B. L’absence d’évocation par la cour d’appel et le renvoi pour une bonne administration de la justice
Le refus d’évoquer s’explique par la volonté de ne pas trancher prématurément des questions complexes, telle la prescription quinquennale de l’action en nullité de la division. La cour a ainsi préféré renvoyer l’affaire devant le juge de la mise en état pour qu’il statue sur les moyens restants, tout en précisant que ” les demandes et débats relatifs à la nullité de la vente sont désormais sans objet, l’ASL ayant été ci-dessus déclarée irrecevable pour défaut de qualité “. Ce renvoi permet une instruction complète et respecte la répartition des rôles entre le juge de la mise en état et la cour d’appel. Il évite également une éventuelle cassation pour excès de pouvoir. Cette solution est pragmatique : elle laisse le soin au juge du fond d’apprécier la prescription et les autres fins de non-recevoir, dans le respect du principe du contradictoire. Elle confirme que la cour d’appel, lorsqu’elle infirme partiellement une décision sur une exception de procédure, n’est pas tenue d’évoquer l’entier litige si l’affaire n’est pas en état d’être jugée. La portée de l’arrêt est donc double : il clarifie la qualité pour agir des associations syndicales libres en matière de division et de vente, et il rappelle les limites du pouvoir d’évocation en appel.

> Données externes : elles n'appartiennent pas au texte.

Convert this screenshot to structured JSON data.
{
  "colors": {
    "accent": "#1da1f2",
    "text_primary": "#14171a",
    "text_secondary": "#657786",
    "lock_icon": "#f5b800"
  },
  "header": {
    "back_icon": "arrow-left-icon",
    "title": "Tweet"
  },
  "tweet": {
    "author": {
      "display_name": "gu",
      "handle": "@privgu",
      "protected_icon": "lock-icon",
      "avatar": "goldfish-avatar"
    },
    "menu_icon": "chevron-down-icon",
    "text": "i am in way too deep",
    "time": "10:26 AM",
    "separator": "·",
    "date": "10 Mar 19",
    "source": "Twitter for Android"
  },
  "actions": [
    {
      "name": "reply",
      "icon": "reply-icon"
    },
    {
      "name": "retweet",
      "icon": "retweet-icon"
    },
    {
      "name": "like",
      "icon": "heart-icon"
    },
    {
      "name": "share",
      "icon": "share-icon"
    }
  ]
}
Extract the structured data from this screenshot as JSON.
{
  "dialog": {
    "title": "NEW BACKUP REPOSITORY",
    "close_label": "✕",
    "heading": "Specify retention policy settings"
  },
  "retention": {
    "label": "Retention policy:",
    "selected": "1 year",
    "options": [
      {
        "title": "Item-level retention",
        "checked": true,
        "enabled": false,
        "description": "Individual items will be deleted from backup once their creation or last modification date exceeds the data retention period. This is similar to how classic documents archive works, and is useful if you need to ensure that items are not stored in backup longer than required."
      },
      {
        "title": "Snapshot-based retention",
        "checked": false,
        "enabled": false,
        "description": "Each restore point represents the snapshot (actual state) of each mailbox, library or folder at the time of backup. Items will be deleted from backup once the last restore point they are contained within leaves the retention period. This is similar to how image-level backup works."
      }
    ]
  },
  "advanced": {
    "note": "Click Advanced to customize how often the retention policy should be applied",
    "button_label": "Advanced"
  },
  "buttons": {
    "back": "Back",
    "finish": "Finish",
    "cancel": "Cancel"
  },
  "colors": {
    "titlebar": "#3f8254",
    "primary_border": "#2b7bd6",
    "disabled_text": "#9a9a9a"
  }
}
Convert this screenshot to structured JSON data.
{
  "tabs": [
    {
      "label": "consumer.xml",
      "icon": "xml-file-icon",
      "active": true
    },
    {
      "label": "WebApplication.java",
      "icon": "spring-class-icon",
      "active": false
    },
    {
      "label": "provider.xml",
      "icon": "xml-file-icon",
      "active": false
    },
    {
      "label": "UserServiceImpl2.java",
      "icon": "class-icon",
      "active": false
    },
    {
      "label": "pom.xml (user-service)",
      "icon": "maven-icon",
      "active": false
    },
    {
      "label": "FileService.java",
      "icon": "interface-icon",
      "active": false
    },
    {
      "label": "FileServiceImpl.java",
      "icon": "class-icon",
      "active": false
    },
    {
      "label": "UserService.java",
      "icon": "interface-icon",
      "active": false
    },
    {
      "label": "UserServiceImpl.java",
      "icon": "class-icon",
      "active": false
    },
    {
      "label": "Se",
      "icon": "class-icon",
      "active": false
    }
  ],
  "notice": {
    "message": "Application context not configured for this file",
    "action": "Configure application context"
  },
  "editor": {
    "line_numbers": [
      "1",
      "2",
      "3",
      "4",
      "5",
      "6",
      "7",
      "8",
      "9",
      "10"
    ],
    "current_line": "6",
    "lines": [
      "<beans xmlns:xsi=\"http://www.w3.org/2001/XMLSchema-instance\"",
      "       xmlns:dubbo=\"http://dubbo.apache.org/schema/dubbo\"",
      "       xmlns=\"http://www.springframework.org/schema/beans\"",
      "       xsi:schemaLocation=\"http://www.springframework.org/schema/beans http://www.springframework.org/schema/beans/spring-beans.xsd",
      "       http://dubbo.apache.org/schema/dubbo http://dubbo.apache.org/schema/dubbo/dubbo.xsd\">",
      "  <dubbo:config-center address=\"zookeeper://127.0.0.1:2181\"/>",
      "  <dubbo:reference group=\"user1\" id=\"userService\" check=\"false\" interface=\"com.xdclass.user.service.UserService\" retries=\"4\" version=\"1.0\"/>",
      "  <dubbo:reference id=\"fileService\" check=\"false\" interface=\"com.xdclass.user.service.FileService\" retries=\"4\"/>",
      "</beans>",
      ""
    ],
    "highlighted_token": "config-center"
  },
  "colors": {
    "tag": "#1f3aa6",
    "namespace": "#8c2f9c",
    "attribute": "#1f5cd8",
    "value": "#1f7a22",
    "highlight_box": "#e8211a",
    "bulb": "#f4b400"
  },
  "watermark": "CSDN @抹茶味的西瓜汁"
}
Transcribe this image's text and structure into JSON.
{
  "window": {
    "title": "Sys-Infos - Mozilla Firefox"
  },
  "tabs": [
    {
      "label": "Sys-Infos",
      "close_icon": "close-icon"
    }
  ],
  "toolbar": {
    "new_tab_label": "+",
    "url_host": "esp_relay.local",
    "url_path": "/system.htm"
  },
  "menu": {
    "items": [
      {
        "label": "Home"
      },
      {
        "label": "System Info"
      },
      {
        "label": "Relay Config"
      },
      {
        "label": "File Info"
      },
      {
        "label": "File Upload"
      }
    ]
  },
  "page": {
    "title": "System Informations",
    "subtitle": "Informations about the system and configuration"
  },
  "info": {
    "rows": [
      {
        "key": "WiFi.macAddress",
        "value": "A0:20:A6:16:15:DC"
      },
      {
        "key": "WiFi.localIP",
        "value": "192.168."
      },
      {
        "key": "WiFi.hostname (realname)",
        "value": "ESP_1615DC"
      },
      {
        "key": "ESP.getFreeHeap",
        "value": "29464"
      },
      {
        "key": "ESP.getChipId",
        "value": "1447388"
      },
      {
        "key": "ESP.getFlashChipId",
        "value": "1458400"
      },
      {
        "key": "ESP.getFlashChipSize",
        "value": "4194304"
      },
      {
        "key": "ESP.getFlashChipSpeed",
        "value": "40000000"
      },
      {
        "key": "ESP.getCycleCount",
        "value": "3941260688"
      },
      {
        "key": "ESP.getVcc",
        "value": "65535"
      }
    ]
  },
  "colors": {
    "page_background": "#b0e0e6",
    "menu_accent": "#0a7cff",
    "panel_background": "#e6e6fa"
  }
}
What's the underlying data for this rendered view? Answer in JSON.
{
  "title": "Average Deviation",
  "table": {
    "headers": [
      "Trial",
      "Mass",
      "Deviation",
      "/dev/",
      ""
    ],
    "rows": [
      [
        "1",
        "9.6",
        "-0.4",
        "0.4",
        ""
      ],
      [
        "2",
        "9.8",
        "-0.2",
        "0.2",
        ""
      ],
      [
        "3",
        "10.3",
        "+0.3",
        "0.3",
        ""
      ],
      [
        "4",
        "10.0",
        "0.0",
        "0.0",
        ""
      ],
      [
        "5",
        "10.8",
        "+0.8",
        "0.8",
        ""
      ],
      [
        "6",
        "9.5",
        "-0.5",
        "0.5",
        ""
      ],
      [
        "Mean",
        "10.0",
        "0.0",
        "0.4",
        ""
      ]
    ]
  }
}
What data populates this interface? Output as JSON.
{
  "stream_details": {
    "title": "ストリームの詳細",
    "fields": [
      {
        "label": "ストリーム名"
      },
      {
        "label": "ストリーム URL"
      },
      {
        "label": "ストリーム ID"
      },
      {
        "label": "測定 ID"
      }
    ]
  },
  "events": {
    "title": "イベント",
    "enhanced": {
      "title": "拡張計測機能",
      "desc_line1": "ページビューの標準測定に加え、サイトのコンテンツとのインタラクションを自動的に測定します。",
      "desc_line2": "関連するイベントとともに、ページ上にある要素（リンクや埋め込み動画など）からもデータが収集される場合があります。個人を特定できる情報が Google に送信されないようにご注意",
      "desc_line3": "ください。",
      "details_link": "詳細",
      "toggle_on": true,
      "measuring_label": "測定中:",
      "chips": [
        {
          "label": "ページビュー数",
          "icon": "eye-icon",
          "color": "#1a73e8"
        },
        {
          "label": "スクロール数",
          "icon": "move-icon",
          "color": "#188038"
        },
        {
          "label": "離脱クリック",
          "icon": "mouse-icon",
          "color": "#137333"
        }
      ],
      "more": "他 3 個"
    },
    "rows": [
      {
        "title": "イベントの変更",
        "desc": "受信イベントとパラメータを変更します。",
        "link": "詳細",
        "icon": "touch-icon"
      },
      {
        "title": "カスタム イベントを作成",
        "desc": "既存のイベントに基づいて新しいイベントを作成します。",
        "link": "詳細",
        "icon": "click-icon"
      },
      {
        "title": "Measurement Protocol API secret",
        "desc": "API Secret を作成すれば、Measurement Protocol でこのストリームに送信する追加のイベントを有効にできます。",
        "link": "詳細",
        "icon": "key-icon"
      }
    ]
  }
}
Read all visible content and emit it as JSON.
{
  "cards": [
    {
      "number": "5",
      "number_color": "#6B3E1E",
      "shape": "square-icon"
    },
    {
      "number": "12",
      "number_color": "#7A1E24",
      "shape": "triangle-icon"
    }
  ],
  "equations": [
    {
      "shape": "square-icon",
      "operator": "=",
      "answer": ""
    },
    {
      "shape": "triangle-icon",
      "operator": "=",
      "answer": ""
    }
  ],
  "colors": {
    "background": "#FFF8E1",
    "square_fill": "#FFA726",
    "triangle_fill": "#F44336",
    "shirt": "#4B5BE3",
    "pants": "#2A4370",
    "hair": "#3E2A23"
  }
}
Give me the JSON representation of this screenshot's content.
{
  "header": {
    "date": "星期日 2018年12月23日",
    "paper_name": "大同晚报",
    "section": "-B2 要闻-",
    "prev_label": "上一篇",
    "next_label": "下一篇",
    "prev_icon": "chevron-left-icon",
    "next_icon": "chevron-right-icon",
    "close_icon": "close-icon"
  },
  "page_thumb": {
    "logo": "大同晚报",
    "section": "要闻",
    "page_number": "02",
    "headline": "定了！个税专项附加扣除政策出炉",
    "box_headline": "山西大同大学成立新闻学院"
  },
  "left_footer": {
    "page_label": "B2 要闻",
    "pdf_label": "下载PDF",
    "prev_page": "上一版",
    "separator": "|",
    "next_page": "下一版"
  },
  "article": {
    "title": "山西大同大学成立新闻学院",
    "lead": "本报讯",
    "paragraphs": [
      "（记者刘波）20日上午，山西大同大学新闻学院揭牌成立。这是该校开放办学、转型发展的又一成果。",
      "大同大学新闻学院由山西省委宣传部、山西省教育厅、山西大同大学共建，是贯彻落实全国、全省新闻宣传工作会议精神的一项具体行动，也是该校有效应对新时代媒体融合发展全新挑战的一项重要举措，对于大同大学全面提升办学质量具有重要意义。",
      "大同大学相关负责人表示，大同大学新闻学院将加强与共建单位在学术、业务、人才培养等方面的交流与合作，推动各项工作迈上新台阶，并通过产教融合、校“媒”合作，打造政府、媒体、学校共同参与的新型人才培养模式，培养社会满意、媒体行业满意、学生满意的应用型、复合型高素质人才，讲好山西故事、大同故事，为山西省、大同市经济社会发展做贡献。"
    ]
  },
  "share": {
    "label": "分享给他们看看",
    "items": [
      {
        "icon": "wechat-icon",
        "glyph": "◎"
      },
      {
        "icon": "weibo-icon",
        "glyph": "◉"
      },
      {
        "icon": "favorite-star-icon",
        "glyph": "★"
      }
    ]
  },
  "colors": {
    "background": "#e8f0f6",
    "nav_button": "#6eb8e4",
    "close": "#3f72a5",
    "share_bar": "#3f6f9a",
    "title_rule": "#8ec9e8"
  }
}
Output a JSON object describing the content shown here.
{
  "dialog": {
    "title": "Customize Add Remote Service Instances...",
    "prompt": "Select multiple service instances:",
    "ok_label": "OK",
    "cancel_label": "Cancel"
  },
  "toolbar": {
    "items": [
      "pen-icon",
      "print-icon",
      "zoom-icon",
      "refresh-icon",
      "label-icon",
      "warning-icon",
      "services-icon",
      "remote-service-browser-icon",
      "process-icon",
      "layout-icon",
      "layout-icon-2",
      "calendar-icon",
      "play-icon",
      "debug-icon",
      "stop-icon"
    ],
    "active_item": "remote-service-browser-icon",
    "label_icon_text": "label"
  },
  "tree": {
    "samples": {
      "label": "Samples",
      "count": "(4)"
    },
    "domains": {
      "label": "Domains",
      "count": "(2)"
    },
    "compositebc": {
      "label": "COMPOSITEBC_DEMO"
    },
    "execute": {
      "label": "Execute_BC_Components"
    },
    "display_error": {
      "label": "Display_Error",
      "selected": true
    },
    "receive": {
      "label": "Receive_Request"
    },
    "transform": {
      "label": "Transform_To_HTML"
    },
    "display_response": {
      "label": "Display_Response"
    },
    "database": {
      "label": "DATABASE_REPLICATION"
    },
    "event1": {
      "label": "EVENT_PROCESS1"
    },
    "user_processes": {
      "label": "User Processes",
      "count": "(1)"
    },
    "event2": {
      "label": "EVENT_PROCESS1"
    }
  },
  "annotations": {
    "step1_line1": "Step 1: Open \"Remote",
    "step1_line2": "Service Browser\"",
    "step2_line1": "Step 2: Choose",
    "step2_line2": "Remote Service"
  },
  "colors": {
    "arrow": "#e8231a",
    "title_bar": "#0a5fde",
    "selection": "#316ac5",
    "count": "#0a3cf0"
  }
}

Jurisprudences utilisées pour enrichir le commentaire
Fondements juridiques
Article 568 du Code de procédure civile En vigueur
Lorsque la cour d’appel infirme ou annule un jugement qui a ordonné une mesure d’instruction, ou qui, statuant sur une exception de procédure, a mis fin à l’instance, elle peut évoquer les points non jugés si elle estime de bonne justice de donner à l’affaire une solution définitive, après avoir ordonné elle-même, le cas échéant, une mesure d’instruction.
L’évocation ne fait pas obstacle à l’application des articles 554,555 et 563 à 567.